カメラもその日の感情によって使い分ける。自分の感情に素直に動きたいんです。

ーENA.さんって写真集をよく読んでいたり展示に足を運んでいたり、「すごく写真が好き」というイメージがありますが、他の趣味とか、子どものころ好きだったものとかってなにかあったんですか?

本しか読んでないです。ミステリー小説が好きで、そればっかり読んでました。子どもの頃はずっと習い事をしていて、高校生までは自分の時間はなかったので。ほんと私、つまんない人なんで……最近はテレビもほとんど見ないし。

今は本当にずっと、写真のことしか考えてない。なにをするにも写真に結びついちゃう。いい写真を撮るためにはどうしたらいいんだろうって。写真に出会う前はなにを考えていたのか、もう思い出せないですね。今はそれ以外の時間も作ろうと、本を読んだり、美術展に行ったり、映画を見たりしたいなと思っています。でもそれも全部、たくさんインプットして、自分の層を重ねて、写真に還元できたらいいなって思っているので、結局写真のことしか考えていないんですよね。

ただ、映画とか見ても、絵の方には興味があまりいかなくて、ストーリーに気持ちがいっちゃうんですよ。写真も、ただ絵として認識しているというよりは、自分の感情で撮りたい写真が結構変わったりします。

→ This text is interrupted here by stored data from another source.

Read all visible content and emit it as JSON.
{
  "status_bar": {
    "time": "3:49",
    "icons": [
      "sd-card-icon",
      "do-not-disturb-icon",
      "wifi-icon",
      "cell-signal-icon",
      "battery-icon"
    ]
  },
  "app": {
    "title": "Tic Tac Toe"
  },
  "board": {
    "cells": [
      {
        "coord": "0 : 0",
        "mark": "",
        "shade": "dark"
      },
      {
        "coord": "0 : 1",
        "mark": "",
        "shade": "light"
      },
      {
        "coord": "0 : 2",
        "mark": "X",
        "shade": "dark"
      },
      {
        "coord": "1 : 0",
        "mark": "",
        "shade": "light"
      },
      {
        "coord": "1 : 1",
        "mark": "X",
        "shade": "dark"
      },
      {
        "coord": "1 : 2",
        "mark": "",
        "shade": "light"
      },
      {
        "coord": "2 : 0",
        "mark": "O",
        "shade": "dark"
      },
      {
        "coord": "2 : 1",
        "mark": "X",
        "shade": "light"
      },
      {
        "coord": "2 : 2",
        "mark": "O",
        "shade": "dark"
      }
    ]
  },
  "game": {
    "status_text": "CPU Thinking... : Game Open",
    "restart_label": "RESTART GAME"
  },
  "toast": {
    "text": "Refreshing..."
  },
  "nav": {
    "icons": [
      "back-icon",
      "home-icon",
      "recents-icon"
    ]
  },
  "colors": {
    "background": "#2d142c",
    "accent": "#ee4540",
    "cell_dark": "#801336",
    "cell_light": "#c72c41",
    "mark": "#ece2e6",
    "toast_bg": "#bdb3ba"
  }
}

昨年、ちょっとしんどいことがあったんですけど、それを境に少し写真にも変化が起きて。今までは、嬉しい、楽しい、きれいとか、ポジティブなときにしか写真を残さなかった。負の感情にいるときに写真を撮りたいって思ってなかったんですけど。でもその一件があって以来、静かな写真を見たりするのも好きになったりして。そんなふうに、自分の感情に素直に動きたいんです。カメラもその日の感情によって使い分けたりします。見る人からしたら、統一感ないなって思われるのかなってちょっと気にはしてるんですけど。

感情のほうにフォーカスしていますね。本当に心がダメになっていたら、写真を撮れないだろうって思ったんです。辛いことが続いたりしても、「あ、撮りたいな」って思う瞬間があったなら、「自分は何かを見て心が動くから、まだ大丈夫だ」とか思うんです。シャッターを切れたってことは、大丈夫だって。

ー最後に、今後撮りたい被写体とかありますか?

大人が撮りたいです!娘を撮ることが私にとっての写真活動の根本にあるのは変わらないけど、それとは別に、誰かとお互いに意見を交わしながら作品を作るっていうことをしてみたいですね。

あとは、風景にも興味が出てきました。広くて静かな風景。いつもは身近な日常の風景を撮ってるけど、まだ行ったことのない知らない土地に写真を撮りに行ってみたいです。